WASHINGTON — The Washington Football Team has hired a longtime entertainment executive from a different sport to reimagine what sideline entertainment will look like in the 2021 NFL season.
The team announced it has hired Petra Pope, an NBA executive with 33 years experience, to create a first-of-its-kind dance program for the team.
The move comes about a month after the team announced the removal of its cheerleading director, and the immediate pause of the cheerleading program as part of the team's overall rebranding.
“Petra’s NBA track record speaks for itself,” Jason Wright, Washington Football Team president, said in a release. “Teams across sports aspire to develop entertainment and halftime programs like the legendary creative work Petra was able to produce with the Knicks, Nets, Lakers, and Clippers. As we set out to modernize the Washington Football gameday, it’s important that we develop a top-notch entertainment program that keeps our fanbase excited and connected to the game and the team. We believe Petra is the ideal person to lead this charge and bring her extraordinary background to the gridiron.”

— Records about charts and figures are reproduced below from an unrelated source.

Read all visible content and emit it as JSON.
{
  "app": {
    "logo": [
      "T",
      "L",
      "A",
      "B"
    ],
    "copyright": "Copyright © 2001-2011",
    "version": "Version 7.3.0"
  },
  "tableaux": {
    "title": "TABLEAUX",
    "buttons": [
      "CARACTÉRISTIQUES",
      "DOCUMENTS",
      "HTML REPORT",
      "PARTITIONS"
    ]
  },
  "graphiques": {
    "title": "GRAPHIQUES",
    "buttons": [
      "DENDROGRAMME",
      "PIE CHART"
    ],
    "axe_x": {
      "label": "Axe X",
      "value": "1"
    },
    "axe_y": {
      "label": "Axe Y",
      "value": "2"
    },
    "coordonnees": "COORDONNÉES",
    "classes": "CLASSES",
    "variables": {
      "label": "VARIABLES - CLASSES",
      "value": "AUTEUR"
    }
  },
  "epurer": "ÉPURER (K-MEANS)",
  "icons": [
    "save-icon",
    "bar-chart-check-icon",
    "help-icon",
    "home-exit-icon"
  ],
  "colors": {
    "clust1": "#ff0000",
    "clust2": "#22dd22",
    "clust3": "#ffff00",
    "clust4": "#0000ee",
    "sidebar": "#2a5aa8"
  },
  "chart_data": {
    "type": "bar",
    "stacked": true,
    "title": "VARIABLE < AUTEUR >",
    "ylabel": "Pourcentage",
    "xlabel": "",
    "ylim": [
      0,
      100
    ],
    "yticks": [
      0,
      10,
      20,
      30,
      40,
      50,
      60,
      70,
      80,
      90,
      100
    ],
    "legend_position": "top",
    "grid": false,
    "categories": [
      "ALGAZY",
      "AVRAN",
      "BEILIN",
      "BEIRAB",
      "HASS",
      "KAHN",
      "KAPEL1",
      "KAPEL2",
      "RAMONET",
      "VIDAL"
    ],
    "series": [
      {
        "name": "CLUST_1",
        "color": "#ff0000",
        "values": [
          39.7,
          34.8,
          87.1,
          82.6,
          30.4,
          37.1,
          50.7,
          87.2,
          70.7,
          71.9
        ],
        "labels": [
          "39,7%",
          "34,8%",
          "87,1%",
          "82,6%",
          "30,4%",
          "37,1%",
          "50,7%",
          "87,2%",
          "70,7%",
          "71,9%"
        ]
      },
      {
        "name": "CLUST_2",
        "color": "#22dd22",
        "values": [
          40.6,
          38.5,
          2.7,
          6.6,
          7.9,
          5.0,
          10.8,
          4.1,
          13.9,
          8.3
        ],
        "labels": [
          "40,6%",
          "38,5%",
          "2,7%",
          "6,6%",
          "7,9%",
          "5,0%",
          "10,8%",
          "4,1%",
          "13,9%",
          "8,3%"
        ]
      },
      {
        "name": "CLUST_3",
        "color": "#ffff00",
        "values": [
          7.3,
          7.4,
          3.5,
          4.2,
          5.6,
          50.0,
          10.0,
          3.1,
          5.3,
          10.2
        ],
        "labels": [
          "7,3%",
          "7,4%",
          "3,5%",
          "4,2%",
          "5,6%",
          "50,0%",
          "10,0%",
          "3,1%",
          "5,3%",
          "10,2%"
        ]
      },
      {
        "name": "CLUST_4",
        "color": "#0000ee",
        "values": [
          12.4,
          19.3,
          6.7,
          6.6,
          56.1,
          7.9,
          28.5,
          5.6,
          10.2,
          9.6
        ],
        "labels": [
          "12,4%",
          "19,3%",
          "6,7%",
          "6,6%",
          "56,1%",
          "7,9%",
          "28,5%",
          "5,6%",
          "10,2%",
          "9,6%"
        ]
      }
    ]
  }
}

The team says Pope will be responsible for creating entertainment programs and hiring and training of its personnel. The team said the new dance team will include both men and women.
Pope launched her 33-year career in the NBA with the Los Angeles Lakers, where she first made her stamp on gameday programming as the manager of the famous Laker Girls. Her success with the Lakers led to a 14-year role with the New York Knicks, during which she launched the Knicks City Dancers. In 2005, Pope joined the New Jersey Nets, where she eventually led the redesign of the team’s entertainment experience, coinciding with its move to Brooklyn and the Barclays Center.
“The NBA has long embraced innovative dance and halftime shows, but most NFL teams have remained more oriented towards traditional cheerleading programs,” Pope said. “Last season, Washington established itself as the most forward-thinking, progressive organization in the league. It is fitting that it would be first to develop a vision of the future. Fans can expect an experience like none other – a gender-neutral and diverse squad of athletes and dancers whose choreography, costumes, props, tricks and stunts will rival the best entertainment across genres and really inspire and ‘wow’ our fans.”
The next step in the team's rebranding follows the team's other history-making hires in recent months. The Washington Football Team became the first team in history with a Black team president and a Black general manager after hiring Jason Wright and Martin Mayhew, and hired the first Black female assistant coach in the NFL with Jennifer King.
The changes come after reports of sexual harassment allegations within the Washington Football Team's operations back in September 2020. The NFL has since taken over the investigation.
The allegations were first broken by the Washington Post earlier this summer and came on the heels of the team abandoning its controversial logo and nickname, which had been used since 1933.
Fifteen women say they were sexually harassed and verbally abused while they worked for Washington's NFL team over the last 15 years, according to the Post's reporting.
Three of the employees with allegations made against them abruptly resigned or were fired, including longtime radio broadcaster Larry Michael, who retired, and the team’s director of pro personnel, Alex Santos, who was fired.